United States Court of Appeals, District of Columbia Circuit
Jun 18, 1934
72 F.2d 89 (D.C. Cir. 1934)

Opinion

No. 6181.

Argued May 14, 15, 1934.

Decided June 18, 1934.

Appeal from the Supreme Court of the District of Columbia.

Suit by the Philadelphia National Bank and others against Robert W. McKinlay, trustee of the L. Balkin Company, and others. From a decree dismissing the bill, plaintiffs appeal.

Reversed and remanded, with instructions.

Bynum E. Hinton and Alexander M. Heron, both of Washington, D.C. (Edward H. Cushman, of Philadelphia, Pa., of counsel), for appellants.

Dean Hill Stanley, of Washington, D.C., for appellees.

Before MARTIN, Chief Justice, and ROBB, VAN ORSDEL, HITZ, and GRONER, Associate Justices.

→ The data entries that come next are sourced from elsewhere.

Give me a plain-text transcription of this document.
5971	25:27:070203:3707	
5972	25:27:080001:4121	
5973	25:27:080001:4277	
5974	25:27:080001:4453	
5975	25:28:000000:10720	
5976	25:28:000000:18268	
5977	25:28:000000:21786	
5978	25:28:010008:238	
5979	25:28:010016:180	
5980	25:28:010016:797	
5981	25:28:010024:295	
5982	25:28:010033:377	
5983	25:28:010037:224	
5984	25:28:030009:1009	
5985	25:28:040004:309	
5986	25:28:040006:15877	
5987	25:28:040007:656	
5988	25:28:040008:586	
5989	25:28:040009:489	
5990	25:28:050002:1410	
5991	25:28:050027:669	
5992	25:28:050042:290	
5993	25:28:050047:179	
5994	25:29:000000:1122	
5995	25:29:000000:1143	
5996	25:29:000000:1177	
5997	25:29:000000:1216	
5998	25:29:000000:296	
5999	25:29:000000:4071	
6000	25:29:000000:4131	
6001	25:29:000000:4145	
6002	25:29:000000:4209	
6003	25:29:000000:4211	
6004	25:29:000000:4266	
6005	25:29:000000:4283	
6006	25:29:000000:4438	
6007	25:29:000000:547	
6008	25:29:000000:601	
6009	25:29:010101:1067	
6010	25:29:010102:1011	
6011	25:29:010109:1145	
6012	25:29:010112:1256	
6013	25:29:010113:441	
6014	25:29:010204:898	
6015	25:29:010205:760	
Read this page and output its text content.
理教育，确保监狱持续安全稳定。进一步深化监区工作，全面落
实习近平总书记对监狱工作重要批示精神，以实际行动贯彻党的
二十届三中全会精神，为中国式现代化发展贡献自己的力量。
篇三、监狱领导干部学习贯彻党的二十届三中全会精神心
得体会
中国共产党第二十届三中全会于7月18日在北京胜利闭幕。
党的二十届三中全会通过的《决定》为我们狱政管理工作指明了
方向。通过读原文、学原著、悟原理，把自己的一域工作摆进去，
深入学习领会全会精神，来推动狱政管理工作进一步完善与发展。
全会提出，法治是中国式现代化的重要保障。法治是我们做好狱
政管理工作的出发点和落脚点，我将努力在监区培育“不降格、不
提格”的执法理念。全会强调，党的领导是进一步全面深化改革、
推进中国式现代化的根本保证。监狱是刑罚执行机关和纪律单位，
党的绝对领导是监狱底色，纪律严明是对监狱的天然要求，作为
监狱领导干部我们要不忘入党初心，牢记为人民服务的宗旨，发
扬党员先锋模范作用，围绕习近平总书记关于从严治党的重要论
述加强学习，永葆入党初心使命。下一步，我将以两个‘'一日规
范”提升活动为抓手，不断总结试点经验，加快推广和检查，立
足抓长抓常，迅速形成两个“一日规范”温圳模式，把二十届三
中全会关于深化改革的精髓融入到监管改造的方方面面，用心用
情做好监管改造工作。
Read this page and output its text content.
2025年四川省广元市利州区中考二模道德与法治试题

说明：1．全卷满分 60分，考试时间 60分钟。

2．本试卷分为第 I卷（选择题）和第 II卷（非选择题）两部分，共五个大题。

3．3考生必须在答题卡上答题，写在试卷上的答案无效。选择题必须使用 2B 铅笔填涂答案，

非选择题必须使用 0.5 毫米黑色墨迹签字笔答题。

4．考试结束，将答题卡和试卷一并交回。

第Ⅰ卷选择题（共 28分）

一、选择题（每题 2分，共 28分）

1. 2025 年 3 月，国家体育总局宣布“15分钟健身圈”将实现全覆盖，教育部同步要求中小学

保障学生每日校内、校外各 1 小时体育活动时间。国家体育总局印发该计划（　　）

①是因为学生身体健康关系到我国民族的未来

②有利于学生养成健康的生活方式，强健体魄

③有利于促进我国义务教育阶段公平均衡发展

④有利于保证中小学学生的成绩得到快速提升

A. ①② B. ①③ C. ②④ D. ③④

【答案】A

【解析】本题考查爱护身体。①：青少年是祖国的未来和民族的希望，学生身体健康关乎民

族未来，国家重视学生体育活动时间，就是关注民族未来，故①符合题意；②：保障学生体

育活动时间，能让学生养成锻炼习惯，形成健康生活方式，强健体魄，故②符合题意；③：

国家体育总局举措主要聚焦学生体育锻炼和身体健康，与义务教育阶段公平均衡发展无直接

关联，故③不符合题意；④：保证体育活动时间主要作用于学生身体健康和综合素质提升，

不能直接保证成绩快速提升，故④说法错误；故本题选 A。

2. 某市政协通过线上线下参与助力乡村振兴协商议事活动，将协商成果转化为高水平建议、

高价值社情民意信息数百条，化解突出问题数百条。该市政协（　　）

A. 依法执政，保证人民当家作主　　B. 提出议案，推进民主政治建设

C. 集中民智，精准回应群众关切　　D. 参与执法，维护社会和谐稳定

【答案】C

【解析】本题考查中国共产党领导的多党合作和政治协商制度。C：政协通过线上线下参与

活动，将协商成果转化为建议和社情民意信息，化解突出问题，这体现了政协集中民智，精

Appellants filed their bill of complaint in the Supreme Court of the District of Columbia against Frank T. Hines, Administrator of Veterans' Affairs, and William H. Woodin, Secretary of the Treasury, and joined with them as codefendants McKinlay, trustee of L. Balkin Company, Union Indemnity Company, Beckner and Levy, receivers of the Union Indemnity Company, New York Indemnity Company, Van Schaick, superintendent of insurance of New York, and International Reinsurance Corporation. The purpose of the bill was to obtain an order directing Hines, as Administrator, and Woodin, as Secretary of the Treasury, to pay or cause to be paid to the receiver to be appointed by the court, the sum of $68,244.86, the balance determined to be due under a construction contract between the Balkin Company and the United States for the construction of the Veterans' Hospital at Canandaigua, N.Y. The bill recites that the contract was entered into May 23, 1931, and provided that, if the Balkin Company refused or failed to prosecute the work on the buildings with such diligence as would insure its completion within a specified time, or failed to complete the work within such time, the United States might by written notice terminate its right to proceed with the work; that the contractor gave the bond required by law (the Hurd Act [40 USCA § 270]), the New York Indemnity Company becoming surety, and in turn reinsuring its liability in part with International Reinsurance Corporation and Union Indemnity Company. The bill then further recites that at the time the bond was given the Balkin Company executed an assignment to the surety of all deferred payments or moneys that might be then due or thereafter become due and payable to it at the time of any breach or default in the contract, the same to be credited upon any loss occasioned to the surety.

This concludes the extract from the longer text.